Les taux de signalements antérieurs n’ont connu aucun changement statistiquement significatif entre l’ECI-2003 et l’ECI-2008.

Requêtes adressées au tribunal de la jeunesse

Le tableau 3-8 présente les requêtes adressées au tribunal de la jeunesse au cours de l’enquête. Ces requêtes peuvent être présentées pour différentes raisons, y compris pour des ordonnances de supervision lorsque l’enfant demeure dans son foyer ainsi que pour des ordonnances de placement temporaire ou permanent à l’extérieur du foyer. Bien qu’il soit possible d’adresser des requêtes au tribunal au cours de l’enquête, de nombreuses lois exigent que les services ne nécessitant pas l’ordonnance d’un tribunal soient offerts, si possible, avant la présentation d’une requête au tribunal. Comme l’ECI peut recenser uniquement les requêtes présentées au cours de l’enquête, le taux inscrit dans l’ECI ne tient pas compte des requêtes adressées par la suite.

 

TABLEAU 3-8 : Requêtes adressées au tribunal de la jeunesse dans le cadre d’enquêtes sur les mauvais traitements et sur le risque de futurs mauvais traitements envers les enfants au Canada en 2008

[Tableau 3-8 : Cliquez pour agrandir]

[Tableau 3-8 : Version accessible]

 

 

Les travailleurs devaient classer l’intervention du tribunal de la jeunesse au cours de l’enquête initiale dans l’une des trois catégories suivantes :

  • pas de requête : aucune intervention du tribunal de la jeunesse n’a été envisagée;
  • requête envisagée : les services de protection de l’enfance analysaient le dossier pour déterminer la pertinence d’adresser une requête à un tribunal de la jeunesse;
  • requête adressée : une requête a été adressée au tribunal de la jeunesse.

Le tableau 3-8 regroupe “pas de requête” et “requête envisagée” dans une seule et même catégorie (aucune requête adressée au tribunal).
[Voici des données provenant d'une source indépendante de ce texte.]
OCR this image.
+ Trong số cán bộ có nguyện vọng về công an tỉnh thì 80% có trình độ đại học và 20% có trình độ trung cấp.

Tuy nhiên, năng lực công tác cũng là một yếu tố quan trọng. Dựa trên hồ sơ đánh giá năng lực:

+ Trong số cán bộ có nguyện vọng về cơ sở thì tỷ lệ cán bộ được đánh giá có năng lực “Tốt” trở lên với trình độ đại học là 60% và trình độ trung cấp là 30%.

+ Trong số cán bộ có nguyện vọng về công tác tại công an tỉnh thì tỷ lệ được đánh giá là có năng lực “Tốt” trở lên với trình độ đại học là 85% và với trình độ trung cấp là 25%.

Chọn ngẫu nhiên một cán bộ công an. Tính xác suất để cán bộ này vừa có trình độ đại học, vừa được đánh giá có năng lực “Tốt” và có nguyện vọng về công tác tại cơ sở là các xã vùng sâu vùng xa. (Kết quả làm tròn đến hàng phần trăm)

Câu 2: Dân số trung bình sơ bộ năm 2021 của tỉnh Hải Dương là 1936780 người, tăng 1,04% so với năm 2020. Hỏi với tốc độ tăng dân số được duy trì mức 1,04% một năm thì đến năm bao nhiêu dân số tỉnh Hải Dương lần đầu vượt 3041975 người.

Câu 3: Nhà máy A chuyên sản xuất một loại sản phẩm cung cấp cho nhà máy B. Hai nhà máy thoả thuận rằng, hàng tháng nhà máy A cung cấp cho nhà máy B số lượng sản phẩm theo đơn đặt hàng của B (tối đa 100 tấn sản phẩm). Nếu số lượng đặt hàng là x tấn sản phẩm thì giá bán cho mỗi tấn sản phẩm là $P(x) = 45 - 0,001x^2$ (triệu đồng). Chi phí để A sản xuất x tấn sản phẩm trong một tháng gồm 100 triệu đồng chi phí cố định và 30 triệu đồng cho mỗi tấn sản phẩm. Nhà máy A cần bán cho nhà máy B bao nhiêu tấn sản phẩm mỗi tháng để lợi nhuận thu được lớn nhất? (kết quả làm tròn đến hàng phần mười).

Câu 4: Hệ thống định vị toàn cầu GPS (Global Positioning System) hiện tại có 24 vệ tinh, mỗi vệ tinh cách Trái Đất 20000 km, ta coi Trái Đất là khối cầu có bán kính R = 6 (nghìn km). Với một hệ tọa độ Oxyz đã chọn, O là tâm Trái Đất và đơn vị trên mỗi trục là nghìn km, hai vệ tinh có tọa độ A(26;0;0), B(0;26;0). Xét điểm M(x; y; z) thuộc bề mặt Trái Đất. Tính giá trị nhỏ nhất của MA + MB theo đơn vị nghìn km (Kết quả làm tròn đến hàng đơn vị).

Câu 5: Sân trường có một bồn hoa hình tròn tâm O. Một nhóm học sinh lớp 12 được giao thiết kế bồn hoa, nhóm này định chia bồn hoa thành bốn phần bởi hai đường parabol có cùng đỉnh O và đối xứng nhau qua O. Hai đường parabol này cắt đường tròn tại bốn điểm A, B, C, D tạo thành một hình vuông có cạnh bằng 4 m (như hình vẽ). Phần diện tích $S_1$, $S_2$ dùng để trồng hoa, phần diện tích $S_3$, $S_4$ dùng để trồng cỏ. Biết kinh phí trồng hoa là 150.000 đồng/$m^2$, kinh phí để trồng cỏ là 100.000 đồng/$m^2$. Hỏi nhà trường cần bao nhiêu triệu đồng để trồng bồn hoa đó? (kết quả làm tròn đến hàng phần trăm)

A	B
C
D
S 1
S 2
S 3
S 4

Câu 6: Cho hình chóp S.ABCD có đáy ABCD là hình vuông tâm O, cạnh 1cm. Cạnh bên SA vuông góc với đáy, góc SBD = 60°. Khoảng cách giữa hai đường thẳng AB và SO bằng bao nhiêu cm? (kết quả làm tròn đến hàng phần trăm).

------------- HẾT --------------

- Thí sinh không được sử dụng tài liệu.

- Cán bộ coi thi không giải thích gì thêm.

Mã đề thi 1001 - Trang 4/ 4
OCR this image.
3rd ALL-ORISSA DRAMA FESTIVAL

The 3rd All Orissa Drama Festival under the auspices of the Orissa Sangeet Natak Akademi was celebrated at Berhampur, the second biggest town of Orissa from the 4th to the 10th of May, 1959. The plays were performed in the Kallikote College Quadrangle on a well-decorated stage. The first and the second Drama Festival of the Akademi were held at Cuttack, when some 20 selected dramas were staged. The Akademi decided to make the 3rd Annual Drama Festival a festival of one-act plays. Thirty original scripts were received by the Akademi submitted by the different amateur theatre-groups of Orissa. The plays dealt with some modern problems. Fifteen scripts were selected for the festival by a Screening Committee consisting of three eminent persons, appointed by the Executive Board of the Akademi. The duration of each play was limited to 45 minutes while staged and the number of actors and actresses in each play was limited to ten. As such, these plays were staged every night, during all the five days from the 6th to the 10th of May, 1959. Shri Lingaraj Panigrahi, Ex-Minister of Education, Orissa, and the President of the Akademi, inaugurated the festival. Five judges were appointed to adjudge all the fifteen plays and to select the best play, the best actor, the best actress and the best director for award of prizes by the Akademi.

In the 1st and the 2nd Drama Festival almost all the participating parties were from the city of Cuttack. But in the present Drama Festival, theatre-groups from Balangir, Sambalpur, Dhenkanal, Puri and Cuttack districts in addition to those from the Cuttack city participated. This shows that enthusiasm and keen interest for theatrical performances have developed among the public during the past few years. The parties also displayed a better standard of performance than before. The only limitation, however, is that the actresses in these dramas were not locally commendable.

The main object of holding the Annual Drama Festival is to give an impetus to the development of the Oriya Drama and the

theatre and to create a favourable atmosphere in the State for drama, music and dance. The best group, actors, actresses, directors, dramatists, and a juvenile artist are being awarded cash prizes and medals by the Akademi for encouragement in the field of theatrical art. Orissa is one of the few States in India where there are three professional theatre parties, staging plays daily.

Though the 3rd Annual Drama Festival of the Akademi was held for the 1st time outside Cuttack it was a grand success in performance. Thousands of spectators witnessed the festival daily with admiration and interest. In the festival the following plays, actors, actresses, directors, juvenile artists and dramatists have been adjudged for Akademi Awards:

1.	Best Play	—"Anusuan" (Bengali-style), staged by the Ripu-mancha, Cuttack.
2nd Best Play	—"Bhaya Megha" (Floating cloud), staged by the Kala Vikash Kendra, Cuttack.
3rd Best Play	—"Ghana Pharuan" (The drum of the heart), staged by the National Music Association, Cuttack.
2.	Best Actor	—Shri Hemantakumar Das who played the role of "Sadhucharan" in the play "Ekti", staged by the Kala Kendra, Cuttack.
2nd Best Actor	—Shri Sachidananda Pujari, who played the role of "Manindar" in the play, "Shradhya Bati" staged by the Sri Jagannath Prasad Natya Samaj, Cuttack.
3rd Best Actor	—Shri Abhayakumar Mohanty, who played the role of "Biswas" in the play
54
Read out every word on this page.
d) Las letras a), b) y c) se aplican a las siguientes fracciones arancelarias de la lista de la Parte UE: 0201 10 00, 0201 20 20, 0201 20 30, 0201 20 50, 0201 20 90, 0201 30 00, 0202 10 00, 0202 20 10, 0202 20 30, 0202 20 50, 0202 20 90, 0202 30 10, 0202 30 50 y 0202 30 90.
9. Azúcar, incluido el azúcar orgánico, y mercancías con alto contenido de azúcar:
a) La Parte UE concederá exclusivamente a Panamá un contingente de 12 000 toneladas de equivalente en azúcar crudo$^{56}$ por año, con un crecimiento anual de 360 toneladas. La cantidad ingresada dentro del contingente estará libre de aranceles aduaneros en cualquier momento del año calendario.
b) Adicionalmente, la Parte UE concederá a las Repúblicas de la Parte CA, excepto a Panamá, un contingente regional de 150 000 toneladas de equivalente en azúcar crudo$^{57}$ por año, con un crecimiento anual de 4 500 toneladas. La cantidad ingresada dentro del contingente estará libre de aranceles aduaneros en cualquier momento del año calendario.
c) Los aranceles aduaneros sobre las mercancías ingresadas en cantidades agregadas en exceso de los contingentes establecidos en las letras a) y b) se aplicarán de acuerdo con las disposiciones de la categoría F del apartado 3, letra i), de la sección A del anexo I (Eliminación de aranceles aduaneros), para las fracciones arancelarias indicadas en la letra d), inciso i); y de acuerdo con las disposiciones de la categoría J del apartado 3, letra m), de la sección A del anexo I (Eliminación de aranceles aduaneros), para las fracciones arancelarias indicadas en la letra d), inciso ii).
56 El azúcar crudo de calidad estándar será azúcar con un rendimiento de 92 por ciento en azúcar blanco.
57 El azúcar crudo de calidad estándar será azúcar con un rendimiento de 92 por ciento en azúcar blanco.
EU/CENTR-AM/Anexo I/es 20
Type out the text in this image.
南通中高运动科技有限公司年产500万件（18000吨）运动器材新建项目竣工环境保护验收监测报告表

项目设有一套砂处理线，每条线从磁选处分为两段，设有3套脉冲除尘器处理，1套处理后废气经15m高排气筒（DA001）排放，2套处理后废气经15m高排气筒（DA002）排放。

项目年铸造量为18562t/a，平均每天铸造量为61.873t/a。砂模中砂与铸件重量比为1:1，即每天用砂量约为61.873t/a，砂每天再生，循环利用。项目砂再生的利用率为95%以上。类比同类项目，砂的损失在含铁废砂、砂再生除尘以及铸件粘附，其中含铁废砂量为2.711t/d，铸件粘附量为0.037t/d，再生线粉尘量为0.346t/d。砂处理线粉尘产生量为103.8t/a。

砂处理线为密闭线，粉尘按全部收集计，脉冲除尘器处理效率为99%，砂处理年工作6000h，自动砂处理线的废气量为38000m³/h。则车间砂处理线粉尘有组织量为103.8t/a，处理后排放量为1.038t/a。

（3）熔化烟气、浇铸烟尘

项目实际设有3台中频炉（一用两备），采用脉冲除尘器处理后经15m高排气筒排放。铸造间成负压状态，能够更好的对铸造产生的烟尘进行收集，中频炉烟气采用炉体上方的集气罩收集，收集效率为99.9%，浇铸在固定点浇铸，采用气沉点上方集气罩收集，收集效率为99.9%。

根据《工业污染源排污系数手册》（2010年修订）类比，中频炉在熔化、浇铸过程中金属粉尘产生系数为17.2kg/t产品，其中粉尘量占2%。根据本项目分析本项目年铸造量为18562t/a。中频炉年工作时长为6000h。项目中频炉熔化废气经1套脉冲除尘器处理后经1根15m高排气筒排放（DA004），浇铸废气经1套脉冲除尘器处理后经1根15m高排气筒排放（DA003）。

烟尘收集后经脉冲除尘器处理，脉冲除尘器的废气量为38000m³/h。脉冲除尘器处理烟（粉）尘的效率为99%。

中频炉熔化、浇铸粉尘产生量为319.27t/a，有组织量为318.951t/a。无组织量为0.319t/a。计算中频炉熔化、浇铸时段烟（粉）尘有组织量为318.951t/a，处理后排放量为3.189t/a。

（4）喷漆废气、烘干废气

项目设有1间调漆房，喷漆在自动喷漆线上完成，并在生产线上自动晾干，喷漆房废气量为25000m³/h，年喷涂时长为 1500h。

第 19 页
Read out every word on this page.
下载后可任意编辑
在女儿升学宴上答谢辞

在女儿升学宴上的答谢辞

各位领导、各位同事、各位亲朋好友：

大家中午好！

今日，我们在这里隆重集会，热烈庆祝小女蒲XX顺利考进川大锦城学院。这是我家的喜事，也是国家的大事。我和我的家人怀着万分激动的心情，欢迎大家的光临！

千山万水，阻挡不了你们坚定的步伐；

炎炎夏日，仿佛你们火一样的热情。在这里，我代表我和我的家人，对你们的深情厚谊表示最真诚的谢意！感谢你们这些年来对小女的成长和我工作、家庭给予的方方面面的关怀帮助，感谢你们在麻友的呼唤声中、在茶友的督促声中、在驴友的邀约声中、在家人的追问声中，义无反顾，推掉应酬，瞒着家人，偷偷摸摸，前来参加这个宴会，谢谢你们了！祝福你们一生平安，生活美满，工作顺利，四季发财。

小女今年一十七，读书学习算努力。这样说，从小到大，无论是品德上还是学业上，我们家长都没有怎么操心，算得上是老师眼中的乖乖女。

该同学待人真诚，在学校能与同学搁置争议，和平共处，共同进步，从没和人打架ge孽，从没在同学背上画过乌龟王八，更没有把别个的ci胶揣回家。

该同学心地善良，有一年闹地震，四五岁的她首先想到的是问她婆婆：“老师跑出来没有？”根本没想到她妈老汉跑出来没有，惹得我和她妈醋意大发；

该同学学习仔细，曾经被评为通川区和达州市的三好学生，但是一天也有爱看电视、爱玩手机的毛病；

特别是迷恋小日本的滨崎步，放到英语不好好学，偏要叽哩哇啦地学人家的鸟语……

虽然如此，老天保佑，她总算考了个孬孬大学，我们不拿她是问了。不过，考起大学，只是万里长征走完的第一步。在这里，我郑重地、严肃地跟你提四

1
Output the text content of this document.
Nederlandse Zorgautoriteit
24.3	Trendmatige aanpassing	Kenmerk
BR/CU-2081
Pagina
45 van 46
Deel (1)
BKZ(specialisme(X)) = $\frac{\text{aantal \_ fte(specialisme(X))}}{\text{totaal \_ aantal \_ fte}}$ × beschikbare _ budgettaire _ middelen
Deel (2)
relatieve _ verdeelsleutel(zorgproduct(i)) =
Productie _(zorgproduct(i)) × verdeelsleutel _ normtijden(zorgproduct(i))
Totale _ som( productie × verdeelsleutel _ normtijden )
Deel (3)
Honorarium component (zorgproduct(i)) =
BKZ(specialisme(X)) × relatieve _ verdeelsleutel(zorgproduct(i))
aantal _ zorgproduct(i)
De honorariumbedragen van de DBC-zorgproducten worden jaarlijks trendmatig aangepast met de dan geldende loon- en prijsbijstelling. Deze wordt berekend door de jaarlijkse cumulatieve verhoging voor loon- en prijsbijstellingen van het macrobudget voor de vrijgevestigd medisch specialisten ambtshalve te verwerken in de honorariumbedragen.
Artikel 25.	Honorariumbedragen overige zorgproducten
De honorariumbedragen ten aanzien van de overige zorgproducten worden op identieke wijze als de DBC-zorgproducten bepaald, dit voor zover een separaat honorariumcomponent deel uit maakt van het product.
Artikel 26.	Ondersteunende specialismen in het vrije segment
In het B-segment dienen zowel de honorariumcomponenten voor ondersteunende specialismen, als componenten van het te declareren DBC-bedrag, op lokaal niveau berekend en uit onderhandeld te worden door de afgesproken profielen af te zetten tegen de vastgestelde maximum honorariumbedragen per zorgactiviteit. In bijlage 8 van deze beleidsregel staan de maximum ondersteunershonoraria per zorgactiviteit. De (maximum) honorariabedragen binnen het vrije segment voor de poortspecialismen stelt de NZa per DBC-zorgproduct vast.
De plus, le tableau 3-8 présente uniquement les requêtes recensées dans l’ECI-2008. Il a été impossible de fournir une estimation sur les requêtes adressées au tribunal en 1998 et en 2003 pour l’ensemble du Canada parce que le Québec a utilisé des méthodes de recensement différentes dans l’ECI-1998 et l’ECI-2003.

Dans l’ECI-2008, 5 % de toutes les enquêtes axées sur l’enfant (un nombre estimatif de 12 700 enquêtes, soit un taux de 2,11 requêtes adressées au tribunal pour 1 000 enfants) se sont soldées par une requête adressée au tribunal de la jeunesse, que ce soit pendant l’enquête initiale sur les mauvais traitements ou à la fin de celle-ci.